I’ve been thinking about dictionaries. It was yesterday’s vocabulary quiz that got me on this track. How is it, I wondered, that I couldn’t produce a definition of quixotic or phlegmatic with certainty despite being familiar with both words?
I have a dictionary of which I’m rather fond (The Canadian Oxford Dictionary), and I consult it with some regularity. But I’ve realized that while I consult it when I’m writing, I almost never do so when I’m reading. I look up words that I already know to check the proper spelling. Or I look up words that I think I know to erase any doubt about whether I’m using them properly. Only very rarely do I pause in the middle of a book that I’m reading to look up an unfamiliar word and find out what it means. If the unfamiliar word is so crucial that I can’t make sense of the passage in which it appears without a precise definition, I will stir myself to look it up. Most of the time, however, I just guess what the word means from the context and continue on.
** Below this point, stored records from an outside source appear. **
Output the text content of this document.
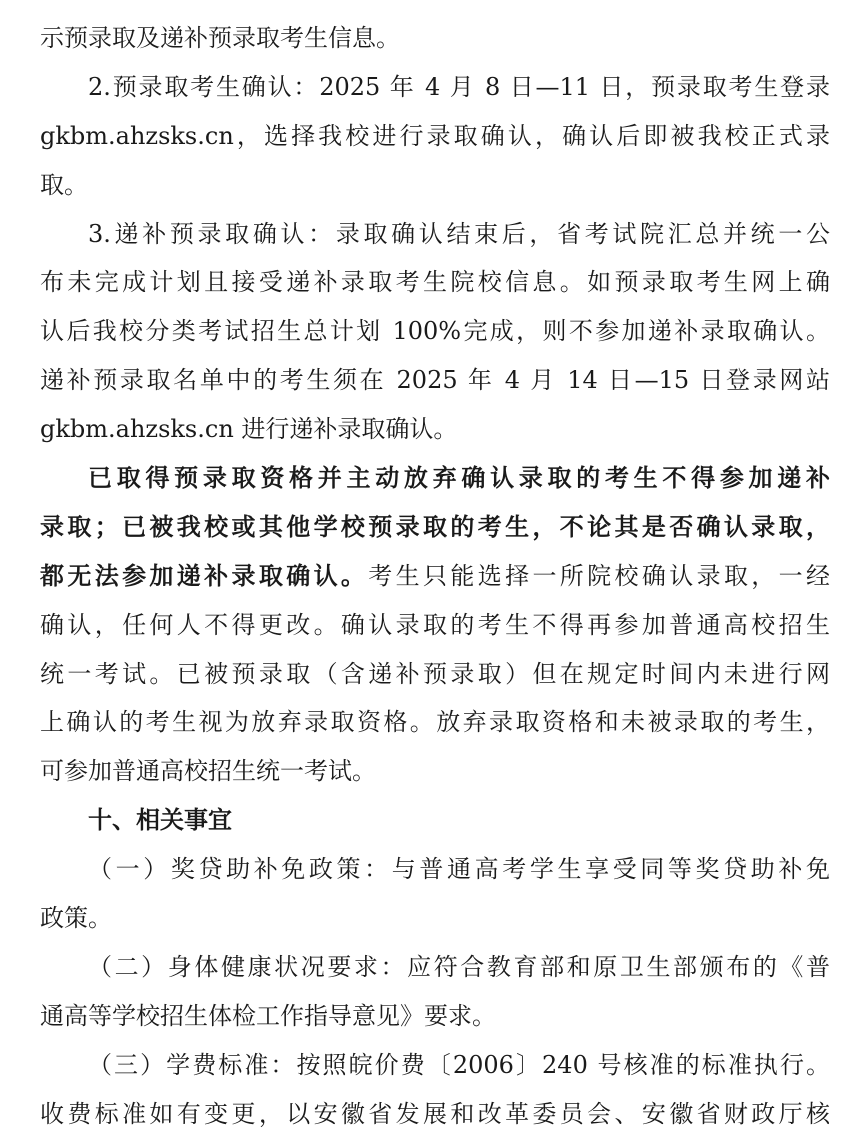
示预录取及递补预录取考生信息。
2.预录取考生确认：2025 年 4 月 8 日—11 日，预录取考生登录
gkbm.ahzsks.cn，选择我校进行录取确认，确认后即被我校正式录
取。
3.递补预录取确认：录取确认结束后，省考试院汇总并统一公
布未完成计划且接受递补录取考生院校信息。如预录取考生网上确
认后我校分类考试招生总计划 100%完成，则不参加递补录取确认。
递补预录取名单中的考生须在 2025 年 4 月 14 日—15 日登录网站
gkbm.ahzsks.cn 进行递补录取确认。
已取得预录取资格并主动放弃确认录取的考生不得参加递补
录取；已被我校或其他学校预录取的考生，不论其是否确认录取，
都无法参加递补录取确认。考生只能选择一所院校确认录取，一经
确认，任何人不得更改。确认录取的考生不得再参加普通高校招生
统一考试。已被预录取（含递补预录取）但在规定时间内未进行网
上确认的考生视为放弃录取资格。放弃录取资格和未被录取的考生，
可参加普通高校招生统一考试。
十、相关事宜
（一）奖贷助补免政策：与普通高考学生享受同等奖贷助补免
政策。
（二）身体健康状况要求：应符合教育部和原卫生部颁布的《普
通高等学校招生体检工作指导意见》要求。
（三）学费标准：按照皖价费〔2006〕240 号核准的标准执行。
收费标准如有变更，以安徽省发展和改革委员会、安徽省财政厅核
Eventually, after repeated encounters, my initial guess develops into a solid conviction. I don’t bother to test that conviction until I opt to use the word in print myself. This method seems to work. Nevertheless, on reflection it strikes me as a rather sloppy way to build a vocabulary. Perhaps it’s time I changed my ways.
Do you own a dictionary? Have you eschewed paper and ink dictionaries in favour of virtual ones? When do you consult a dictionary, and for what purpose?